Мой неловкий, но эффективный удар стал лучом надежды для израненных, загнанных в угол бойцов. Наёмники не стали нарушать строй после потери товарища, лишь новой яростью обрушились на выживших конвоиров. Решение верное — их преимущество теперь было совсем небольшим.
Я скользнул взглядом по земле, выхватывая детали среди грязи и тел. Алебарда была хороша для одного удара, но для настоящей рубки она была мне непривычна и, честно говоря, неудобна. В двух шагах от меня лежал мёртвый наёмник, а рядом с ним — добротная сабля с прямым клинком и простой гардой. Я отбросил окровавленную алебарду и подхватил с земли клинок. Кожаная оплётка легла в ладонь как влитая.
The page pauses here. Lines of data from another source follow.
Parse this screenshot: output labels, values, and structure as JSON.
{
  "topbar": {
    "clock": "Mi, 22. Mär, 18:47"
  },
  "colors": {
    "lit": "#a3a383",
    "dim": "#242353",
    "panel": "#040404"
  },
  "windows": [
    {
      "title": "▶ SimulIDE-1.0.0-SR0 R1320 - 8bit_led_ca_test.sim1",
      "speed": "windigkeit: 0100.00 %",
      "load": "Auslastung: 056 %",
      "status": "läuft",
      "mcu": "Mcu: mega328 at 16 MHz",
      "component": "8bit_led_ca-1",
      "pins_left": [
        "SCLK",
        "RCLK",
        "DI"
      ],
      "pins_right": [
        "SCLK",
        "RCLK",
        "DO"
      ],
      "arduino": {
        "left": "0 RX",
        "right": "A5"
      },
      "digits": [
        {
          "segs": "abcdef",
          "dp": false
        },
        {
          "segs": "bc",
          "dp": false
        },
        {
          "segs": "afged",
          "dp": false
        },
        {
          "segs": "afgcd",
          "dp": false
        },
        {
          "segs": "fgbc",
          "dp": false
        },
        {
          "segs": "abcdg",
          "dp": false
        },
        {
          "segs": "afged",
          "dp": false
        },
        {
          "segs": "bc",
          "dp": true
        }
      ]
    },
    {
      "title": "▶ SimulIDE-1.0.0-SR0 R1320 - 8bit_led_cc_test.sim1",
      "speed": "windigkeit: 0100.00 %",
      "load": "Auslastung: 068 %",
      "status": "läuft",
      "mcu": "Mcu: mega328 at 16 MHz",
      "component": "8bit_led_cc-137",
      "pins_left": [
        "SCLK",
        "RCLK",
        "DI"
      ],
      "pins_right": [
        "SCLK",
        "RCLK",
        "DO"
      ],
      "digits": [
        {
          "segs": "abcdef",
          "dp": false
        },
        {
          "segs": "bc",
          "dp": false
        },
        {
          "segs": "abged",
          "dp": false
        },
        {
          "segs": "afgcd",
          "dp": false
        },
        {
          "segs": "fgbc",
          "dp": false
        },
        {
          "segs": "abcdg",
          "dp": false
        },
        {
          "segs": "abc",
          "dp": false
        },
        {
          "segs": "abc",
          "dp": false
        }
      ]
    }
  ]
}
Я рубанул клинком перед собой. Вес, баланс — всё было иным, не таким, как у моего клинка на дуэли. Но это было привычное мне оружие. Инструмент воина.
На меня уже ринулся второй наёмник, разъярённый гибелью напарника. Он обошел меня сбоку и бросился вперёд, зарычав как дикий зверь. Его крик был полон ненависти. Он ударил резко и размашисто. Я успел среагировать и уйти с линии атаки, качнув корпус вправо. Я не стал блокировать удар, пропустил его мимо себя в пустоту, чувствуя, как лезвие опаляет щеку.
Удар был слишком правильным, оттого предсказуемым.
Мой клинок коротко и резко рванулся вперёд. Он вошёл наёмнику подмышку, в щель между кольчугой и нагрудником, как в мягкое масло. Наёмник ахнул, его глаза округлились от шока и непонимания. Меч выпал из ослабевших пальцев. Я выдернул клинок и нанёс ещё один удар — на этот раз смертельный. Второй враг рухнул рядом с первым.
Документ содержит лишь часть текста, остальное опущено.